You didn’t know all the different products and services I’ve created over the years. You would have no idea unless I tell you.
My website has to do that for me. The website has to be “Dressed for Success” in order to do that successfully. Photos help but the rest of the website has to pull its weight too. The website needs to tell my story.
Your website needs to tell your story or your company’s story.
I actually kind of suck at telling my story. I’m sure you know my story already but here’s a short version.
If you look at the total of my businesses, I’ve done over a couple hundred million dollars in sales. It’s kind of crazy when you think about it.
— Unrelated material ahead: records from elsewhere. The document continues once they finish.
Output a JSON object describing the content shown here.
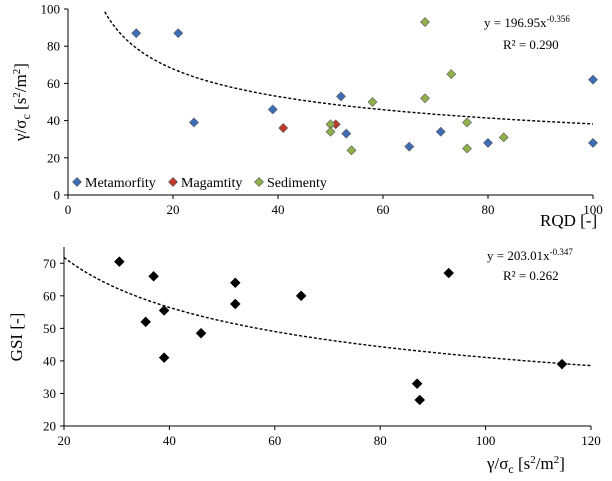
{
  "chart_data": [
    {
      "type": "scatter",
      "xlabel": "RQD [-]",
      "ylabel": "γ/σc [s²/m²]",
      "xlim": [
        0,
        100
      ],
      "ylim": [
        0,
        100
      ],
      "xticks": [
        0,
        20,
        40,
        60,
        80,
        100
      ],
      "yticks": [
        0,
        20,
        40,
        60,
        80,
        100
      ],
      "legend_position": "bottom-left",
      "series": [
        {
          "name": "Metamorfity",
          "color": "#3d6db5",
          "points": [
            [
              13,
              87
            ],
            [
              21,
              87
            ],
            [
              24,
              39
            ],
            [
              39,
              46
            ],
            [
              52,
              53
            ],
            [
              53,
              33
            ],
            [
              65,
              26
            ],
            [
              71,
              34
            ],
            [
              80,
              28
            ],
            [
              100,
              62
            ],
            [
              100,
              28
            ]
          ]
        },
        {
          "name": "Magamtity",
          "color": "#c0392b",
          "points": [
            [
              41,
              36
            ],
            [
              51,
              38
            ]
          ]
        },
        {
          "name": "Sedimenty",
          "color": "#8fb04a",
          "points": [
            [
              50,
              38
            ],
            [
              50,
              34
            ],
            [
              54,
              24
            ],
            [
              58,
              50
            ],
            [
              68,
              93
            ],
            [
              68,
              52
            ],
            [
              73,
              65
            ],
            [
              76,
              39
            ],
            [
              76,
              25
            ],
            [
              83,
              31
            ]
          ]
        }
      ],
      "trendline": {
        "a": 196.95,
        "b": -0.356
      },
      "equation_prefix": "y = 196.95x",
      "equation_exponent": "-0.356",
      "r2_text": "R² = 0.290"
    },
    {
      "type": "scatter",
      "xlabel": "γ/σc [s²/m²]",
      "ylabel": "GSI [-]",
      "xlim": [
        20,
        120
      ],
      "ylim": [
        20,
        75
      ],
      "xticks": [
        20,
        40,
        60,
        80,
        100,
        120
      ],
      "yticks": [
        20,
        30,
        40,
        50,
        60,
        70
      ],
      "series": [
        {
          "color": "#000000",
          "points": [
            [
              30.5,
              70.5
            ],
            [
              37,
              66
            ],
            [
              35.5,
              52
            ],
            [
              39,
              55.5
            ],
            [
              39,
              41
            ],
            [
              46,
              48.5
            ],
            [
              52.5,
              64
            ],
            [
              52.5,
              57.5
            ],
            [
              65,
              60
            ],
            [
              87,
              33
            ],
            [
              87.5,
              28
            ],
            [
              93,
              67
            ],
            [
              114.5,
              39
            ]
          ]
        }
      ],
      "trendline": {
        "a": 203.01,
        "b": -0.347
      },
      "equation_prefix": "y = 203.01x",
      "equation_exponent": "-0.347",
      "r2_text": "R² = 0.262"
    }
  ]
}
It didn’t happen overnight. In fact, it took place over the last 20 years or so. But the fact is, my companies have done over $200 million in sales, and I’ve helped countless people. In fact, if you total up the number of businesses that I’ve helped over those years, you’ll find that those businesses have generated billions upon billions of dollars.
I’m pretty proud of my record. But sometimes when I say that out loud, it feels, to a certain degree, like I’m bragging, but if I don’t tell my story, a new prospect will never know.
What we’re doing with our website is giving a feeling to people when they get there. We want them to feel safe and secure. We want them to feel confident in doing business with us, and we need to project that image in just a split second. That’s why your website must be dressed for success.
How do I get ideas to improve my website?
As I roam around the internet, I take notes and bookmark the sites I like. I put them into a folder that I’ve titled “Sites I Like”. That’s the actual name of the folder in my bookmarks.
I don’t like everything about each of these sites. I may just like one thing about a particular site. Sometimes I bookmark a site that I like the concept of what they are doing but I may not like the site itself. Their concept excites me enough to bookmark the site. I then study it to see what I want to do on my sites.